Ricordo di essere stato in anticipo sull’orario previsto, ricordo del caldo di luglio, e di aver chiesto ad uno spritz al campari di ricordarmi che ore fossero. Presi posto al tavolino di un bar e cominciai ad ascoltare il croscio dei minuti colare giù per le tempie (mancano 20 minuti; ora già 17). Ero teso. L’oliva tonda dentro lo spritz al campari mi suggerì un doppio Jack Daniels. Ah si certo brava, mi presento a Eva Fetish sbronzo. 18.25 : pagai , grazie lei si che sa fare gli aperitivi giusti, ma le sue olive danno consigli sbagliati, arrivederci.
Percorrendo i 200 metri dal bar all’ appartamento di Eva il flusso di pensieri si arrestò. Si è vero, notai la donna sudamericana vestita di bianco con i due bambini tenuti per mano attraversare la strada, incrociandomi, e lo scooter bianco e rosso irrompere sulle strisce pedonali. Mi avesse investito non me ne sarei nemmeno accorto, le mie carni sprimacciate avrebbero comunque continuato a percorrere i 200 metri nell'aurea eroica dell’asfalto colante.

“Sono davanti al civico, se vuoi aprirmi”. Ah ecco ci siamo, proprio la frase giusta per introdursi alla Dea della Mole.
Mi aprì una figura che non inquadrai subito perché, come un gatto, mi ricevette eclissata dietro la porta. L’ambiente era buio. Lei si materializzò prima come un’ombra di sale, poi pian piano sempre più scoprendo le forme dei fianchi, le rotondità dei seni, le linee bianche e affilate del viso che terminavano in due ampie fessure verdi spalancate, velate da vetri trasparenti che cominciarono a sparpagliarsi tutt ‘intorno. Feci per parlare ma non potei perché Eva mi anticipò: e d ‘improvviso il flusso dei pensieri interrotto tra la donna sudamericana che attraversava le striscie pedonali e lo scooter bianco e rosso, riprese , permettendomi di respirare e di accennare un sorriso fiaccato dall'emozione. Avesse detto li in quell'istante “inginocchiati e leccami i piedi “ avrei obbedito, arreso.
Invece mi chiese di seguirla nell'altra stanza , e cosi feci.

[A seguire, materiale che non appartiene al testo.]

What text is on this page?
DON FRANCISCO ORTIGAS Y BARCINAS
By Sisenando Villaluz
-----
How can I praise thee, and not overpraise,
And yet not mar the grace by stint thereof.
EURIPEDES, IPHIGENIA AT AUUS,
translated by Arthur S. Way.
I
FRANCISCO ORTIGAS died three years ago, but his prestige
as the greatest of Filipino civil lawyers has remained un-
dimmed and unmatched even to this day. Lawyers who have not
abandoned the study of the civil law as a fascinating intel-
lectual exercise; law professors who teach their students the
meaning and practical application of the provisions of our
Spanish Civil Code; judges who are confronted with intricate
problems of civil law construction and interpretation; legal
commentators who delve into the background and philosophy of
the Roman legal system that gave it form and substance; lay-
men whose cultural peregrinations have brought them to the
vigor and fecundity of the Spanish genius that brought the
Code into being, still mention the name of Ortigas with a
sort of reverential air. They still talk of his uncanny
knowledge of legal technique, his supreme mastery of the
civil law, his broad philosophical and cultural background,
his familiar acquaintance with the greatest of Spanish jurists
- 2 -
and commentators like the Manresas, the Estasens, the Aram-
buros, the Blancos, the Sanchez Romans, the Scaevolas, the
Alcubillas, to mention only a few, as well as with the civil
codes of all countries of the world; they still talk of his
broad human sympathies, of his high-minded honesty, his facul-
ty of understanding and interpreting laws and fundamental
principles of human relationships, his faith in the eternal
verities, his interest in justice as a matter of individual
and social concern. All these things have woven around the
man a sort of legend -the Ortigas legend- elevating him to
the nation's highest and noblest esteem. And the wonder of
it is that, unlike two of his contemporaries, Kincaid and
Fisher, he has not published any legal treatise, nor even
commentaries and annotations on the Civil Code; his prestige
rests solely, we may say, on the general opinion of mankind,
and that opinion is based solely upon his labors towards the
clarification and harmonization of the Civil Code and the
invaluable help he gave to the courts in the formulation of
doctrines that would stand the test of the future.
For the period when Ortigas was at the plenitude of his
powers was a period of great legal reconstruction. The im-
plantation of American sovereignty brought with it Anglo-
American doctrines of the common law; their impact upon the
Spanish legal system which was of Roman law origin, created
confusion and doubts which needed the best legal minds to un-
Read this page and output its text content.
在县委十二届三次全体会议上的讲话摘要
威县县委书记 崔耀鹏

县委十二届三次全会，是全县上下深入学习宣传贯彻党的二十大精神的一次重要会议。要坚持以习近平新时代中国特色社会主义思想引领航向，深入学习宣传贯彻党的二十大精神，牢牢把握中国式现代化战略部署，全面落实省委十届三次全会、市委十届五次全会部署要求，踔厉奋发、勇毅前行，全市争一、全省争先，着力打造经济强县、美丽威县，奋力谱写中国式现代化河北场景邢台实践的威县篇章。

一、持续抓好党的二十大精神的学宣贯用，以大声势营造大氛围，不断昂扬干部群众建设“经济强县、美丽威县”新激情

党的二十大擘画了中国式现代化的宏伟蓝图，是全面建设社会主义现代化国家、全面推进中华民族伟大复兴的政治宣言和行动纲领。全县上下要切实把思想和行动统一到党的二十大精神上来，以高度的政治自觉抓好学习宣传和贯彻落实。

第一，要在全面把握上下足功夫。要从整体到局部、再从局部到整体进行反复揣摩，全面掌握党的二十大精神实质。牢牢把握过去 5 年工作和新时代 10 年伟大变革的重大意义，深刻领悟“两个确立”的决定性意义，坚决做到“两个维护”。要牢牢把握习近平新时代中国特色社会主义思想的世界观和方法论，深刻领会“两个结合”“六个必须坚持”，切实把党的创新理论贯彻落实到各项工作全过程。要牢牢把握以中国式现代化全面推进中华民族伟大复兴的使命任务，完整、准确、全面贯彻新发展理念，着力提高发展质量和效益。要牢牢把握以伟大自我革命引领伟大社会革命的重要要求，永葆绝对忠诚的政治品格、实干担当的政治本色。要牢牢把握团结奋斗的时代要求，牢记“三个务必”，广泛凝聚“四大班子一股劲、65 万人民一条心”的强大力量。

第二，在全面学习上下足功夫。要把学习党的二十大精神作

Quest’altro ambiente era pure immerso in semioscurità– i miei occhi non si erano ancora del tutto abituati - , piccolo ma ben organizzato e pulito.
La sezione quadrata della stanza mi permise di fotografare visivamente l'ambiente in una sola occhiata. Sulla parete sinistra c'era un irrequieto divano grigio e blu, sulla parete destra notai alcuni strumenti del mestiere e una lampada che, riflettendosi su uno specchio rettangolare, saltellava impaziente da un piede all'altro.
Ad osservarla, due bassi tavolini di vetro su cui erano stati sistemati quattro castigamatti, tre dildo e del gel per inculare meglio i professionisti e gli imprenditori di mezzo Piemonte. A terra galleggiava un tappeto rosso, strigliato e pulito.

Eva mi chiese le rose.
Feci entrare uno ad uno 60 paggi colorati di arancione e nero che, depositando ai suoi piedi una rosa rossa ciascuno, finirono con il creare una montagna sagittabonda di fiori e spine come non se ne vedevano dai tempi delle regine sabaude. Lei si chinò per raccoglierle ,ed ebbi l'impressione che le sue gote bianche si confondessero con le rose rosse tra le sue mani, tanto pallide che furono per paura, come testimoni della verità ultima sul nostro incontro nascosto.
Fu allora che mi accorsi davvero dove mi trovavo.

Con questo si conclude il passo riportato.